На моем лице выражается такое огорчение, что я не могу вот сейчас вынуть моему сынишке живую лошадь из чемодана, что Латчинов и Старк смеются, глядя на меня.

– Опростоволосились, мамаша. Как это, в самом деле, вы лошадь-то не привезли? – говорит Васенька.

Васенька после болезни Старка так и не вернулся в Рим, страшно ругает Париж и этих мелких французов, но не уезжает обратно.

Я смотрю на Васеньку пристально и с удивлением восклицаю:

– Васенька, да вы похорошели! У вас ужасно элегантный вид!

Эти годы в Париже он сильно нуждался. Латчинов и Старк выдумывали все способы, чтобы помочь ему, но это плохо удавалось. Трудно было заставить его принять эту помощь. Он согласен был только кормиться у Старка.

Васенька смотрит на меня и говорит гордо:

– Это я разбогател теперь.

– Каким образом?

– Зарабатываю много.
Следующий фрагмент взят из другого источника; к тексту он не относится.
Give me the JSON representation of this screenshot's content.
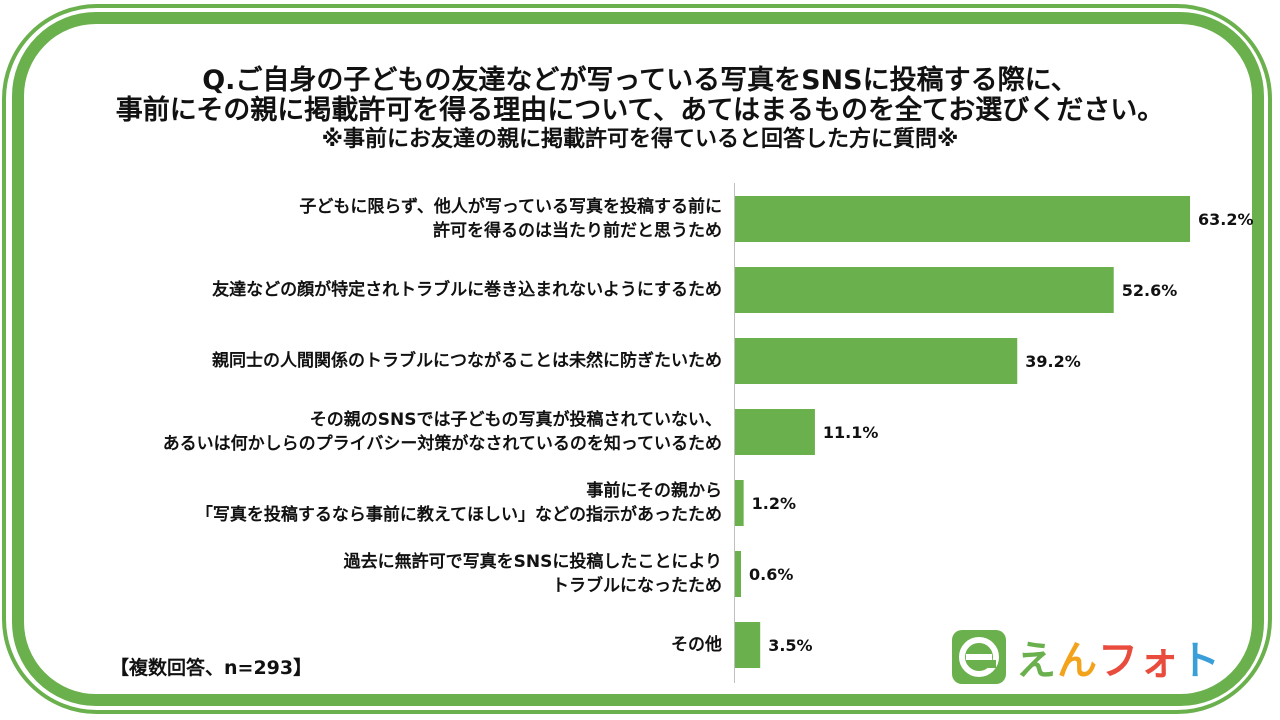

Деньги некуда девать. Вот сегодня сто франков получил. Не верите? А это что? И он вытаскивает из кармана скомканный стофранко-вый билет.

– Что же, неужели пинны и Колизей при лунном свете оценены наконец Парижем?

– Эка захотели! Кто их хочет покупать? Нет, я теперь порнографические картинки рисую.

– Вы?

– А вы что думали! Дама в рубашке пишет письмо! Дама в штанах нюхает розу! Дама без всего идет в ванну, дама… А ну их к черту! Я вот за эту самую кампанию сто франков и получил.

– Какая же это порнография?

– А что же это, по-вашему? Для эстетического наслаждения эти дамы рисуются? Так, старичкам на утешение! Леда Микеланджело не порнография, это произведение искусства. А дамы мои – игривый сюжетец.

– И что же, хорошо идут?

– Да чего лучше! Видели, сто франков за четыре штуки!

– А дамы-то красивы?

– По ихнему, значит, вкусу. Один заказчик мне выговор сделал, что у одной из моих дам шляпа немодная – на ней только шляпа и была. Другой придрался, что таких штанов больше не носят. Ну я и стал справляться в модных журналах насчет аксессуаров, а потом и лица стал оттуда срисовывать.

– И что же?

– Так понравилось, что по два франка накинули и даже слава пошла. На пять магазинов работаю!


Укладываю Лулу спать.

Мы хохочем, целуемся. Он в длинной ночной рубашонке прыгает на постели. Сна ни в одном глазу!


– Сейчас, мамочка, вот смотри, я лег. Я сплю… А где папа? Он всегда укладывает меня.